Via sicura qualifie de chauffard toute personne roulant à 70 km/h dans une zone limitée à 30 km/h, à plus de 100 km/h en agglomération, à plus de 140 km/h hors agglomération et à plus de 200 km/h sur autoroute. Dans tous les cas, ces infractions sont punies par une peine d’emprisonnement d’un an avec sursis, et les conducteurs doivent déposer leur permis pour une durée de deux ans.
L’actuelle règlementation Via sicura, très rigide, ne laisse aux juges aucune marge de manœuvre pour une évaluation des infractions au cas par cas. La question à se poser est donc : toute personne qui roule trop vite est-elle à qualifier de chauffard ? Ne devrait-on pas distinguer entre automobilistes qui commettent un excès de vitesse de façon imprudente et ceux qui le font de manière intentionnelle, en acceptant délibérément la mise en danger d’autrui ?
Prenons pour exemple un automobiliste peu familier avec les lieux, qui ne s’aperçoit pas qu’il se trouve dans une zone limitée à 30 km/h, mais pense rouler dans une zone de « limite générale à 50 km/h ». En étant flashé à 70 km/h, il écope d’une peine minimale d’un an de prison avec sursis et d’une confiscation du permis de conduire pendant deux ans – exactement comme le chauffard qui se livre une compétition de vitesse avec un acolyte, à 250 km/h sur l’autoroute. Est-ce vraiment juste ? Nous ne trouvons pas que ce soit équitable. Dans ce cas, les juges devraient pouvoir disposer d’une marge de manœuvre pour évaluer chaque cas en particulier. L’automobiliste non habitué aux lieux roule certes à une vitesse excessive, ce qui doit lui valoir une sanction en tout état de cause. Mais il commet un excès de vitesse par négligence, non prémédité. Par contre, celui qui se livre à une compétition de vitesse sur autoroute le fait intentionnellement, par pur plaisir et sans considération des pertes qu’il peut causer, et il agit avec préméditation. De notre point de vue, la mise en danger de la vie d’autrui doit pouvoir être évaluée et punie différemment par le juge – et même s’il n’y a pas d’accident. L’ACS estime qu’il est important qu’à l’avenir, les juges puissent de nouveau considérer également les circonstances concrètes du délit à juger et prononcer un jugement adapté à chaque cas individuel. Il n’est pas tolérable que chaque personne commettant un excès de vitesse soit considérée fondamentalement comme un criminel.
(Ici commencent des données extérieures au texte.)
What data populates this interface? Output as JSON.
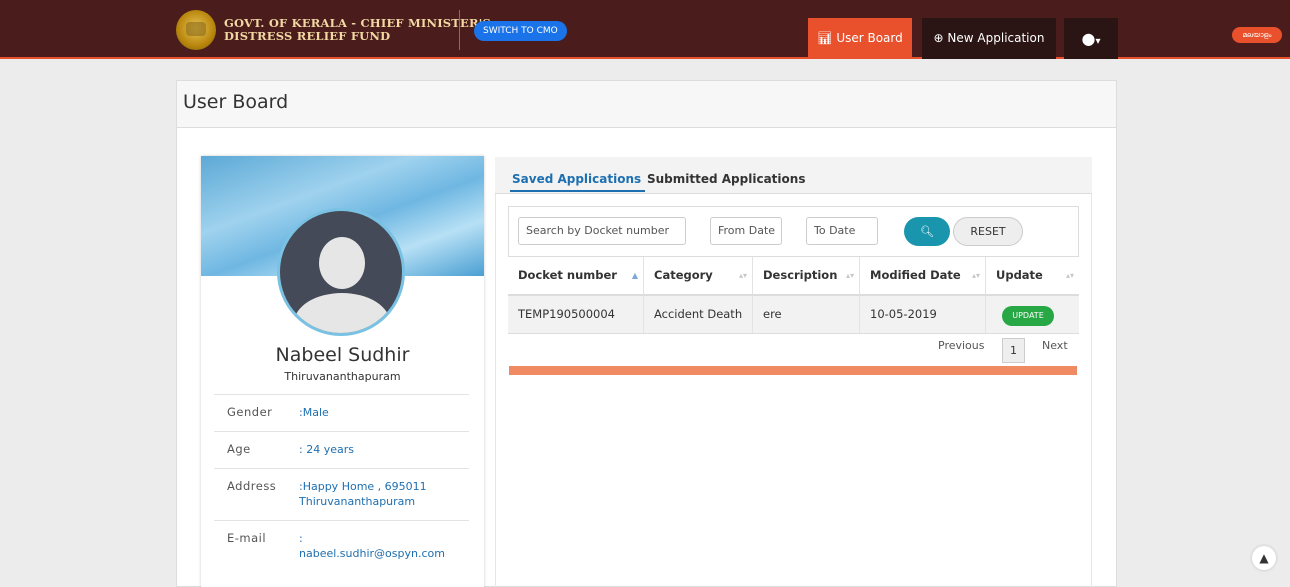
{
  "header": {
    "brand_line1": "GOVT. OF KERALA - CHIEF MINISTER'S",
    "brand_line2": "DISTRESS RELIEF FUND",
    "switch_label": "SWITCH TO CMO",
    "nav_userboard": "User Board",
    "nav_newapp": "New Application",
    "lang_label": "മലയാളം"
  },
  "page": {
    "title": "User Board"
  },
  "profile": {
    "name": "Nabeel Sudhir",
    "place": "Thiruvananthapuram",
    "fields": [
      {
        "label": "Gender",
        "value": ":Male"
      },
      {
        "label": "Age",
        "value": ": 24  years"
      },
      {
        "label": "Address",
        "value": ":Happy Home , 695011 Thiruvananthapuram"
      },
      {
        "label": "E-mail",
        "value": ": nabeel.sudhir@ospyn.com"
      }
    ]
  },
  "tabs": {
    "saved": "Saved Applications",
    "submitted": "Submitted Applications"
  },
  "search": {
    "docket_placeholder": "Search by Docket number",
    "from_placeholder": "From Date",
    "to_placeholder": "To Date",
    "reset_label": "RESET"
  },
  "table": {
    "headers": [
      "Docket number",
      "Category",
      "Description",
      "Modified Date",
      "Update"
    ],
    "rows": [
      {
        "docket": "TEMP190500004",
        "category": "Accident Death",
        "description": "ere",
        "date": "10-05-2019",
        "update": "UPDATE"
      }
    ]
  },
  "pagination": {
    "previous": "Previous",
    "page": "1",
    "next": "Next"
  },
  "colors": {
    "navbar": "#4a1c1c",
    "accent": "#e9502c",
    "link": "#1e6fb0",
    "update": "#28a745"
  },
  "icons": {
    "nav_userboard": "bar-chart-icon",
    "nav_newapp": "plus-circle-icon",
    "nav_user": "user-circle-icon",
    "search": "search-icon",
    "scroll_top": "chevron-up-icon"
  }
}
Il y a six mois, le Conseil fédéral a présenté un premier bilan du programme d’action « Via sicura », le considérant comme « fondamentalement positif ». L’interdiction de consommer de l’alcool pour les nouveaux conducteurs, l’obligation pour les véhicules motorisés de rouler les phares allumés le jour et les diverses mesures concernant l’infrastructure auraient contribué à augmenter la sécurité. Afin de rendre le concept de Via sicura plus efficace et plus durable, le Conseil fédéral propose une série d’adaptations. En ce qui concerne les délits de chauffard, il pourrait envisager de renoncer à une peine minimale d’emprisonnement et de baisser la durée minimale du retrait de permis à six mois. De plus, selon le Conseil fédéral, les tribunaux pourraient bénéficier d’une plus grande marge de manœuvre dans l’application du délit de chauffard.
Concernant cette thématique, le parlement s’est déjà activé. Dans une motion, la commission des transports du Conseil des États demande entre autre qu’en cas d’actes de négligence commis par l’inculpé, les juges bénéficient d’une marge de manœuvre plus grande. La peine d’incarcération d’une année minimale serait annulée et la durée minimale de retrait de permis serait réduite. À l’unanimité, le Conseil d’État a approuvé cette motion et l’a transmise au Conseil national. Cette chambre en débattra dans la prochaine session de printemps. L’ACS espère que la Conseil national suive le Conseil des États et demande, en cas d’acceptation de la motion, une mise en œuvre rapide de toutes les adaptations proposées par le Conseil fédéral.